Keep in mind that the files in www are accessible to anyone from that URL. So be aware of not sharing sensitive confidential data

6. Optional: Mount the HPC as a "local drive" using sshfs

Mounting the HPC as a local drive on your personal computer, means that you can access the HPC file system directly through your local applications. The official sigma2/saga documentation doesn't offer much on how to do this, so here is a quick guide on how to set it up. Please be aware that due to the fundamental differences between NTFS and any POSIX-related file system, it is not possible to do this on a Windows based compter.

  1. Optional but recommended: Install a personal ssh key set between your computer and saga https://documentation.sigma2.no/getting_started/create_ssh_keys.html?highlight=sshfs#login-via-ssh-keys

    This will enable you to log in without manually typing a password each time.

  2. On Linux and Macos you should install sshfs.

    On Macos you need macFUSE as well.
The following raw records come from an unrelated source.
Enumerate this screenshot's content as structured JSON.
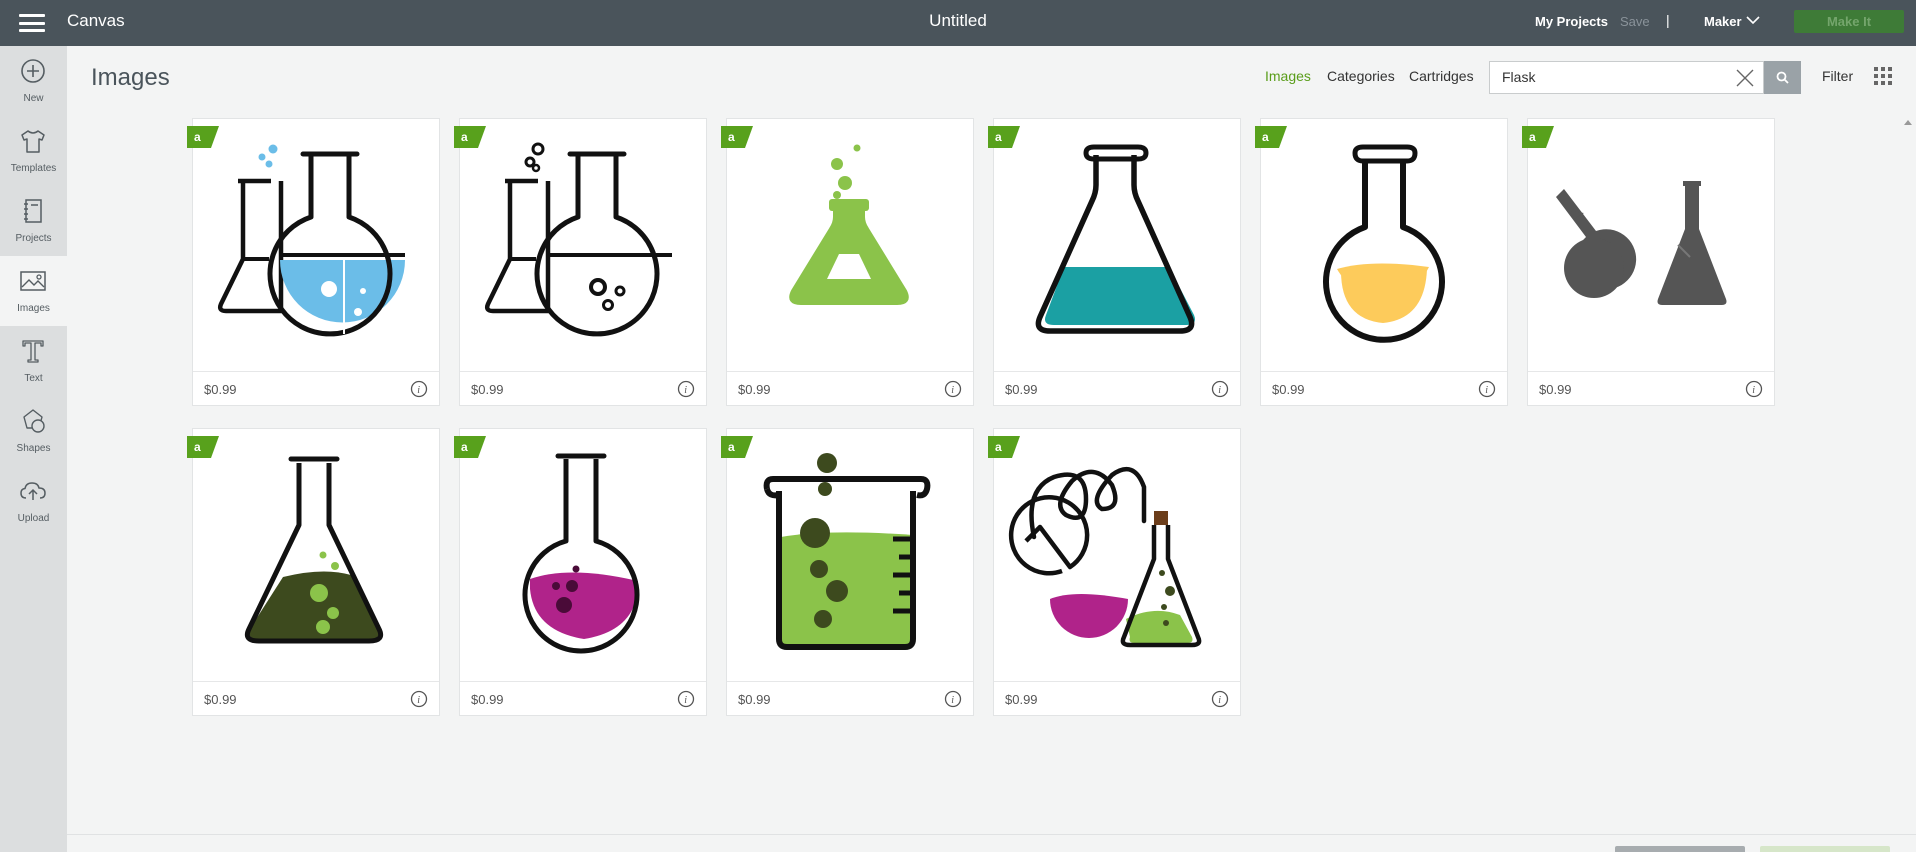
{
  "topbar": {
    "app_title": "Canvas",
    "document_title": "Untitled",
    "my_projects": "My Projects",
    "save": "Save",
    "separator": "|",
    "machine": "Maker",
    "make_it": "Make It"
  },
  "sidebar": {
    "items": [
      {
        "label": "New",
        "icon": "plus-circle-icon"
      },
      {
        "label": "Templates",
        "icon": "shirt-icon"
      },
      {
        "label": "Projects",
        "icon": "notebook-icon"
      },
      {
        "label": "Images",
        "icon": "image-icon"
      },
      {
        "label": "Text",
        "icon": "text-t-icon"
      },
      {
        "label": "Shapes",
        "icon": "shapes-icon"
      },
      {
        "label": "Upload",
        "icon": "cloud-upload-icon"
      }
    ],
    "active": "Images"
  },
  "main": {
    "heading": "Images",
    "tabs": [
      "Images",
      "Categories",
      "Cartridges"
    ],
    "active_tab": "Images",
    "search_value": "Flask",
    "filter_label": "Filter",
    "accent_color": "#5a9d1a"
  },
  "results": [
    {
      "price": "$0.99",
      "art": "flask-pair-blue"
    },
    {
      "price": "$0.99",
      "art": "flask-pair-bubbles"
    },
    {
      "price": "$0.99",
      "art": "erlenmeyer-green"
    },
    {
      "price": "$0.99",
      "art": "erlenmeyer-teal"
    },
    {
      "price": "$0.99",
      "art": "round-flask-yellow"
    },
    {
      "price": "$0.99",
      "art": "flask-silhouettes"
    },
    {
      "price": "$0.99",
      "art": "erlenmeyer-olive"
    },
    {
      "price": "$0.99",
      "art": "round-flask-magenta"
    },
    {
      "price": "$0.99",
      "art": "beaker-lime"
    },
    {
      "price": "$0.99",
      "art": "distillation-set"
    }
  ]
}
When installing macFUSE, be noted that you need to reboot your computer in order to activate the kernel extension.

  3. Make an empty directory called saga

    mkdir ~/saga
  4. Make an empty file named ~/mountsaga.sh and paste the following contents into it.

    #!/bin/bash
    
    # Finally, mount the sshfs locally
    sshfs [email protected]:/cluster/home/USERNAME ~/saga \
        -o idmap=none -o uid=$(id -u),gid=$(id -g) \
        -o allow_other -o umask=077 -o follow_symlinks

​ Please change USERNAME to your user name on saga.

  1. Make this script executable by running the following command:

    chmod +x ~/mountsaga.sh

  2. Finally, mount the sshfs locally by running the above script:

    ~/mountsaga.sh

This is the command you will use each time you want to mount the sshfs in the future.

If you wish to unmount the sshfs, you can use the following command:

umount ~/saga

You can of course mount orion just the same way. Just be aware, that there is a bug in macFUSE which means that you can only mount a single sshfs in a specific directory. So if you want to mount saga and orion besides each other, you need to put one of them into a subfolder.